When he was running for election in 2004, he stated that he was co-owner of a political research company called 3D Contact Inc., and according to the company profile, the 'contacts' were Stephen Harper, Ted Morton and Stockwell Day. His partner was Jonathan Denis, now Minister of Housing in the Alberta government.

Poilievre also claimed to have done policy work for Canadian Alliance MPs Stockwell Day and Jason Kenney, and prior to running for office himself; worked as a full-time assistant to Day.

And though born and raised in Calgary, he selected a nice middle class neighbourhood in Ottawa, winning in 2004 to become the youngest MP on the Hill. However, it would not be his age but his immaturity that defined those early years. Now it's his narcissistic, hyper-partisan combative, all fluff and no substance posturing.

His partner is Jenni Byrne, who has been named as one of the Top 100 Most Influential People in Government and Politics in Ottawa by the Hill Times:
Ms. Byrne, a backroomer, is considered an influential staffer for having a key role in staffing ministerial offices and also to craft strategy to deal with issues facing the government on a daily basis. She is the link between the party's headquarters and the Prime Minister's Office. Ms. Byrne's boyfriend is Conservative MP Pierre Poilievre, a loyal Harper foot soldier.

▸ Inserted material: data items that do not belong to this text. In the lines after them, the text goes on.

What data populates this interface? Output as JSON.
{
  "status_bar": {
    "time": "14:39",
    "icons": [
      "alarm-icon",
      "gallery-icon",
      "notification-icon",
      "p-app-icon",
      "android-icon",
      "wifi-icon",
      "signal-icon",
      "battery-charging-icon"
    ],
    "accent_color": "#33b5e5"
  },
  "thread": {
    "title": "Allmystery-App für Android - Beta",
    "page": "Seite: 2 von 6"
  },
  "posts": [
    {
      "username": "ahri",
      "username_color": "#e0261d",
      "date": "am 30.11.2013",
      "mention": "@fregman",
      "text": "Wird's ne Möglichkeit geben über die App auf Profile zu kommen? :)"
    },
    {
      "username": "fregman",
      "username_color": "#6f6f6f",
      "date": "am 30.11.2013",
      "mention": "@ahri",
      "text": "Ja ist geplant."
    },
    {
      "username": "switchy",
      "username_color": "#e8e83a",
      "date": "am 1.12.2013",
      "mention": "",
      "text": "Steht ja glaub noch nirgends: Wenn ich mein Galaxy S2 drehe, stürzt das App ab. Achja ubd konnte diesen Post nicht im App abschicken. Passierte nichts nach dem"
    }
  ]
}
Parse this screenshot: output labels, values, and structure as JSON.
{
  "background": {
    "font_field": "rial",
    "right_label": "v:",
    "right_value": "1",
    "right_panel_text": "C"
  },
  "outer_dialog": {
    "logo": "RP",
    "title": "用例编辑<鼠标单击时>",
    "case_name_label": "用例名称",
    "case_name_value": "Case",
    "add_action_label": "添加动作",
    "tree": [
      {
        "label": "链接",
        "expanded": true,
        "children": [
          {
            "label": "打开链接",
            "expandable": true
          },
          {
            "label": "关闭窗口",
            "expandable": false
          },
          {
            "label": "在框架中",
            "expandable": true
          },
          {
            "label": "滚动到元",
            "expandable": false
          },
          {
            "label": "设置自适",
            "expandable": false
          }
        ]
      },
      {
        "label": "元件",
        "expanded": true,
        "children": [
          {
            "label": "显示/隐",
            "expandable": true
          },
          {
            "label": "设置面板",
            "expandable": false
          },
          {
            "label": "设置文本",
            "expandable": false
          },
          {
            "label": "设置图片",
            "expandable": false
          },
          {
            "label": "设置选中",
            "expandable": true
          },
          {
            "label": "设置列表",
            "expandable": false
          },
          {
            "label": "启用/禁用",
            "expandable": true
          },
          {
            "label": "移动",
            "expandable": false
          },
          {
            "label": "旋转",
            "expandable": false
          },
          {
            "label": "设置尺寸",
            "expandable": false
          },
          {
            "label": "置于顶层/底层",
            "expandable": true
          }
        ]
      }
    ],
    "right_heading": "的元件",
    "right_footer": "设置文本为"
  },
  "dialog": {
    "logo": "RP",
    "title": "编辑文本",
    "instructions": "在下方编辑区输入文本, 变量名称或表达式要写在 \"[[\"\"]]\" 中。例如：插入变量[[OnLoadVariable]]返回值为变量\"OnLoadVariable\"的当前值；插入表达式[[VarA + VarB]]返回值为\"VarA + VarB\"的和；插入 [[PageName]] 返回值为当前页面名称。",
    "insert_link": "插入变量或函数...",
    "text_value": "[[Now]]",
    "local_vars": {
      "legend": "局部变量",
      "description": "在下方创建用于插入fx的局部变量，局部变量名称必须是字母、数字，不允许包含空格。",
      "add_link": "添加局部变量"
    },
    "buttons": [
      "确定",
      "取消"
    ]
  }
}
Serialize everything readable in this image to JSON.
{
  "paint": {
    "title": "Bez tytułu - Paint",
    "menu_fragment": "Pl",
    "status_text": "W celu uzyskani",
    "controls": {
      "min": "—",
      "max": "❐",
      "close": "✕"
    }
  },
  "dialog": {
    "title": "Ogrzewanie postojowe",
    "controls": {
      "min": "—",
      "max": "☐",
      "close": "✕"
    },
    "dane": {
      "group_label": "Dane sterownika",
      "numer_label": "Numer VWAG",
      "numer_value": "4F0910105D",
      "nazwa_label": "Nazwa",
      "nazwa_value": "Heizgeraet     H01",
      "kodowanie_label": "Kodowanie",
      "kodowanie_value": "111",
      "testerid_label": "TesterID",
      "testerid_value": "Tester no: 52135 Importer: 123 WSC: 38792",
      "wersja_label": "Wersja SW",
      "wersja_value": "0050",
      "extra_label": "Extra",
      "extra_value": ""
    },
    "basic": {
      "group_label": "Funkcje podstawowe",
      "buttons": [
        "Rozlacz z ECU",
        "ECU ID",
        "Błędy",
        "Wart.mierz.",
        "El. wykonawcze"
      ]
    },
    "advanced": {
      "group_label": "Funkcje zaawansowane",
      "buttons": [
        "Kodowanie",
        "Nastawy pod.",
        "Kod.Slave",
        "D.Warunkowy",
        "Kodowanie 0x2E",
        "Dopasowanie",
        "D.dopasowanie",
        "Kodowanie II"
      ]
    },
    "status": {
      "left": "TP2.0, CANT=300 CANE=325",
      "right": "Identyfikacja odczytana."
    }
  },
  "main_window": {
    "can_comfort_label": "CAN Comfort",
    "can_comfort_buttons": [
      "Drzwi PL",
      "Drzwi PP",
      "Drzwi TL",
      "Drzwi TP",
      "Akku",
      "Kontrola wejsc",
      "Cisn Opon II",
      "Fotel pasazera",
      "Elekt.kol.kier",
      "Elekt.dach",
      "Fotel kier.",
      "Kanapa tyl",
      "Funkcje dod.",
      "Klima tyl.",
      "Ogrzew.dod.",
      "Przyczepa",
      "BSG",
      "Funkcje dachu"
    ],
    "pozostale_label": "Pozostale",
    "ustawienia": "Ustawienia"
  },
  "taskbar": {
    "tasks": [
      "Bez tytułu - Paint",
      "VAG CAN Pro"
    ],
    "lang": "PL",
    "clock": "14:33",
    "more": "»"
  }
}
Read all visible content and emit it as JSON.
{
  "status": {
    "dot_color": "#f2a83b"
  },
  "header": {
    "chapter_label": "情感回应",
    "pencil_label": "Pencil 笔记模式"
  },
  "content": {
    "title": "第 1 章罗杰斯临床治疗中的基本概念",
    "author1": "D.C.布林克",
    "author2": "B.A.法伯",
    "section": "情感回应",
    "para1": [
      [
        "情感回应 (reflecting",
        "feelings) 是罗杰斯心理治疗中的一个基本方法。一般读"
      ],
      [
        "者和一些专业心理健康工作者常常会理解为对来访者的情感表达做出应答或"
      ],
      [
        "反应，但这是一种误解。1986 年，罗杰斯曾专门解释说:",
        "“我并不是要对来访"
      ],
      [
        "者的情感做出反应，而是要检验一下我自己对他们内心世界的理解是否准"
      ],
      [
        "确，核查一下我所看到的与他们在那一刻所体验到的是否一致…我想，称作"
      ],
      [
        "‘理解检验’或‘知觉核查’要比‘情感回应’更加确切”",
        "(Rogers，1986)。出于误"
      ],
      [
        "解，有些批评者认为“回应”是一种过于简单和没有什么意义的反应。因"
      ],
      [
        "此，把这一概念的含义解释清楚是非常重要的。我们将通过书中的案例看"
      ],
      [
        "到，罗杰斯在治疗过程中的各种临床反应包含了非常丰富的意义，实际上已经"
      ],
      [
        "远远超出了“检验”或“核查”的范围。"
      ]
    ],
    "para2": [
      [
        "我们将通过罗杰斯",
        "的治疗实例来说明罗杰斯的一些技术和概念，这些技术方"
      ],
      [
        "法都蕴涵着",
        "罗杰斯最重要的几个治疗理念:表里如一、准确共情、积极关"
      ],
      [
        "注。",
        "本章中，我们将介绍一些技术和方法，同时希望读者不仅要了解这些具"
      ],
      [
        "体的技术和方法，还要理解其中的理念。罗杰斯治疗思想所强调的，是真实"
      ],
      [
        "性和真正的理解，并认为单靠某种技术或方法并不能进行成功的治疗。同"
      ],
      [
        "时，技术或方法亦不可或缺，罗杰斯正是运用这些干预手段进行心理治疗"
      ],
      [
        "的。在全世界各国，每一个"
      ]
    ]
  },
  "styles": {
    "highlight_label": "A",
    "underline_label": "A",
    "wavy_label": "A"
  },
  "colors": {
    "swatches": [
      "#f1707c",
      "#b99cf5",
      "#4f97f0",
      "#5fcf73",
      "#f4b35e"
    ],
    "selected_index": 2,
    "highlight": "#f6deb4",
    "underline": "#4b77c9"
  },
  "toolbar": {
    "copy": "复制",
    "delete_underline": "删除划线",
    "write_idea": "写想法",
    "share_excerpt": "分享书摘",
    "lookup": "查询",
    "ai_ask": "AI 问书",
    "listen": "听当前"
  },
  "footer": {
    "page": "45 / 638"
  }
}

She has since left the office of the PMO to work at party headquarters.
Meanwhile, Harper said goodbye this week to one of his longest-serving and most partisan advisers, Jenni Byrne, who will leave her post as director of issues management to become director of political operations for the Conservative Party of Canada.

Conservative political staffers within the Prime Minister's Office and in ministers' offices say Giorno and Byrne are the two most influential and powerful political aides in Ottawa. They routinely direct the affairs of all but the most senior and trusted cabinet ministers, such as Environment Minister Jim Prentice and Transport Minister John Baird. Byrne, a former nursing assistant in her mid-30s, moves to a role currently being filled by Doug Finley

Like Poilievre, she has been actively involved with the Party, even going back to their Reform days.